Reporting a vulnerability

Please do not open a public issue for security vulnerabilities.

Use GitHub's private vulnerability reporting:

  1. Go to the repository's Security tab → Report a vulnerability (https://github.com/Y1-Effy/HelpLayer/security/advisories/new).
  2. Describe the issue, affected version, and a reproduction if possible.

You can expect an acknowledgement within a few days. As this is a solo, best-effort project there is no guaranteed response SLA, but security reports are prioritized over other work.

Supported versions

Only the latest published release receives security fixes.

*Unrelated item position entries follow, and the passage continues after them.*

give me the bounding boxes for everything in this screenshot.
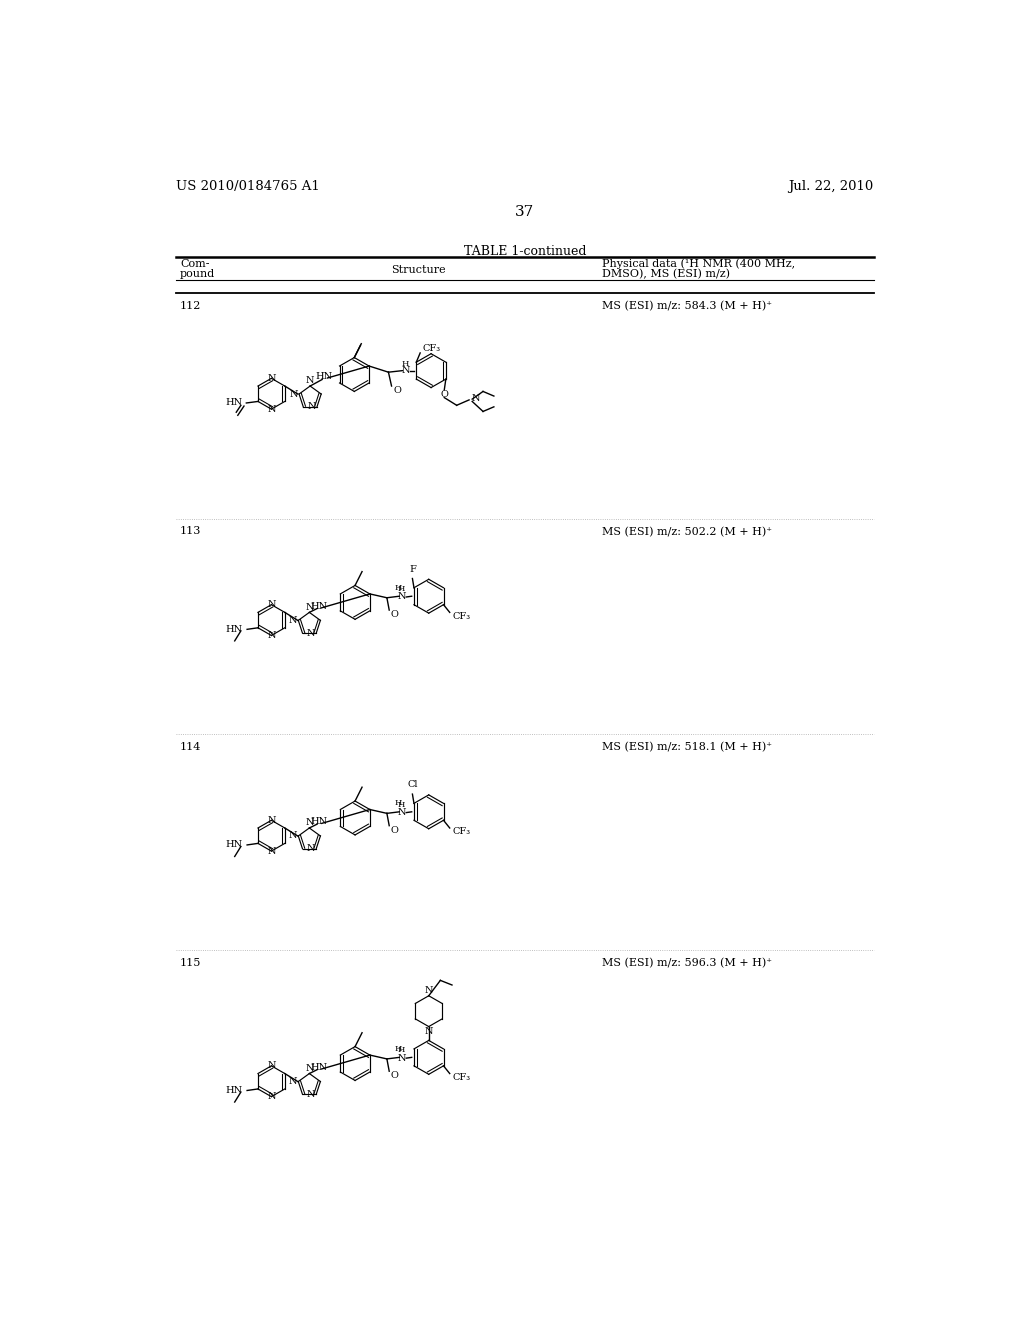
Text: HN: HN: [225, 624, 243, 634]
Text: N: N: [289, 832, 298, 841]
Text: N: N: [401, 366, 410, 375]
Text: 115: 115: [180, 958, 202, 968]
Text: US 2010/0184765 A1: US 2010/0184765 A1: [176, 180, 319, 193]
Text: Com-: Com-: [180, 259, 210, 268]
Text: N: N: [267, 601, 275, 610]
Text: 37: 37: [515, 205, 535, 219]
Text: CF₃: CF₃: [453, 611, 471, 620]
Text: N: N: [305, 818, 313, 828]
Text: HN: HN: [225, 399, 243, 408]
Text: MS (ESI) m/z: 518.1 (M + H)⁺: MS (ESI) m/z: 518.1 (M + H)⁺: [602, 742, 772, 752]
Text: MS (ESI) m/z: 596.3 (M + H)⁺: MS (ESI) m/z: 596.3 (M + H)⁺: [602, 958, 772, 968]
Text: N: N: [267, 846, 275, 855]
Text: TABLE 1-continued: TABLE 1-continued: [464, 244, 586, 257]
Text: HN: HN: [310, 817, 328, 826]
Text: N: N: [307, 845, 315, 854]
Text: H: H: [394, 583, 401, 591]
Text: N: N: [307, 1090, 315, 1100]
Text: N: N: [289, 1077, 298, 1086]
Text: N: N: [307, 628, 315, 638]
Text: F: F: [409, 565, 416, 574]
Text: HN: HN: [310, 1063, 328, 1072]
Text: HN: HN: [225, 1086, 243, 1096]
Text: N: N: [397, 1053, 406, 1063]
Text: HN: HN: [315, 372, 332, 381]
Text: CF₃: CF₃: [423, 343, 440, 352]
Text: MS (ESI) m/z: 502.2 (M + H)⁺: MS (ESI) m/z: 502.2 (M + H)⁺: [602, 527, 772, 537]
Text: N: N: [397, 808, 406, 817]
Text: N: N: [267, 1092, 275, 1101]
Text: N: N: [267, 1061, 275, 1071]
Text: H: H: [398, 1047, 406, 1055]
Text: N: N: [289, 616, 298, 624]
Text: DMSO), MS (ESI) m/z): DMSO), MS (ESI) m/z): [602, 268, 730, 279]
Text: Cl: Cl: [408, 780, 418, 789]
Text: N: N: [397, 593, 406, 602]
Text: CF₃: CF₃: [453, 1073, 471, 1082]
Text: CF₃: CF₃: [453, 828, 471, 837]
Text: Jul. 22, 2010: Jul. 22, 2010: [788, 180, 873, 193]
Text: O: O: [391, 610, 398, 619]
Text: N: N: [267, 405, 275, 413]
Text: N: N: [305, 1064, 313, 1073]
Text: H: H: [394, 1044, 401, 1053]
Text: HN: HN: [310, 602, 328, 611]
Text: N: N: [425, 1027, 433, 1036]
Text: 113: 113: [180, 527, 202, 536]
Text: HN: HN: [225, 841, 243, 850]
Text: N: N: [267, 816, 275, 825]
Text: 114: 114: [180, 742, 202, 752]
Text: H: H: [398, 801, 406, 809]
Text: Structure: Structure: [391, 264, 446, 275]
Text: O: O: [391, 826, 398, 834]
Text: H: H: [398, 585, 406, 593]
Text: N: N: [305, 603, 313, 611]
Text: H: H: [394, 799, 401, 808]
Text: H: H: [401, 359, 410, 367]
Text: Physical data (¹H NMR (400 MHz,: Physical data (¹H NMR (400 MHz,: [602, 259, 796, 269]
Text: O: O: [391, 1072, 398, 1080]
Text: pound: pound: [180, 268, 215, 279]
Text: N: N: [471, 393, 480, 403]
Text: N: N: [307, 403, 316, 412]
Text: N: N: [425, 986, 433, 995]
Text: N: N: [290, 389, 298, 399]
Text: N: N: [306, 376, 314, 385]
Text: MS (ESI) m/z: 584.3 (M + H)⁺: MS (ESI) m/z: 584.3 (M + H)⁺: [602, 301, 772, 312]
Text: N: N: [267, 374, 275, 383]
Text: N: N: [267, 631, 275, 640]
Text: O: O: [393, 387, 401, 395]
Text: O: O: [440, 389, 449, 399]
Text: 112: 112: [180, 301, 202, 310]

Earlier versions are not backported — please upgrade to the current version.

Security release policy

  • A confirmed vulnerability is fixed and shipped as a new patch release.
  • A GitHub Security Advisory (GHSA) is published, with a CVE requested when warranted.
  • The fix is called out in the release notes / changelog so consumers can act.

Dependency policy

  • HelpLayer has no runtime dependencies — the shipped dist/ bundles pull in nothing at run time. @floating-ui/dom is a devDependency only (it backs an alternative, non-default positioning backend and the typecheck); the default backend is dependency-free.
  • Dependabot watches npm dependencies and GitHub Actions weekly, so security and maintenance updates are surfaced as pull requests.
  • When loading HelpLayer from a CDN, pin an exact version and add Subresource Integrity (SRI) — see the README.

Threat model (summary)

HelpLayer runs entirely in the browser and is designed to minimize any additional attack surface it introduces to the host app. (It does add DOM, a <style>, event listeners, focus control, and inert, and render can insert arbitrary DOM — so the surface isn't literally zero; the goal is to keep it as small as possible.) The full details live in the README Security section; in short:

  • No network, no storage. It never calls fetch, and never touches localStorage / cookie.
  • Text is rendered with textContent only. innerHTML / eval / new Function are never used, so it is compatible with strict CSP and Trusted Types as-is.
  • The render option is the only path through which caller-provided data becomes HTML/DOM nodes, and its return value is not sanitized. Callers must neutralize any untrusted input they pass through render.
  • The injected <style> is the one CSP-relevant artifact; under a strict style-src, pass a per-request nonce via the nonce option.
  • The transparent blocking layer absorbs interaction without attaching to or modifying the host app's own event listeners, and everything it adds is fully removed on teardown.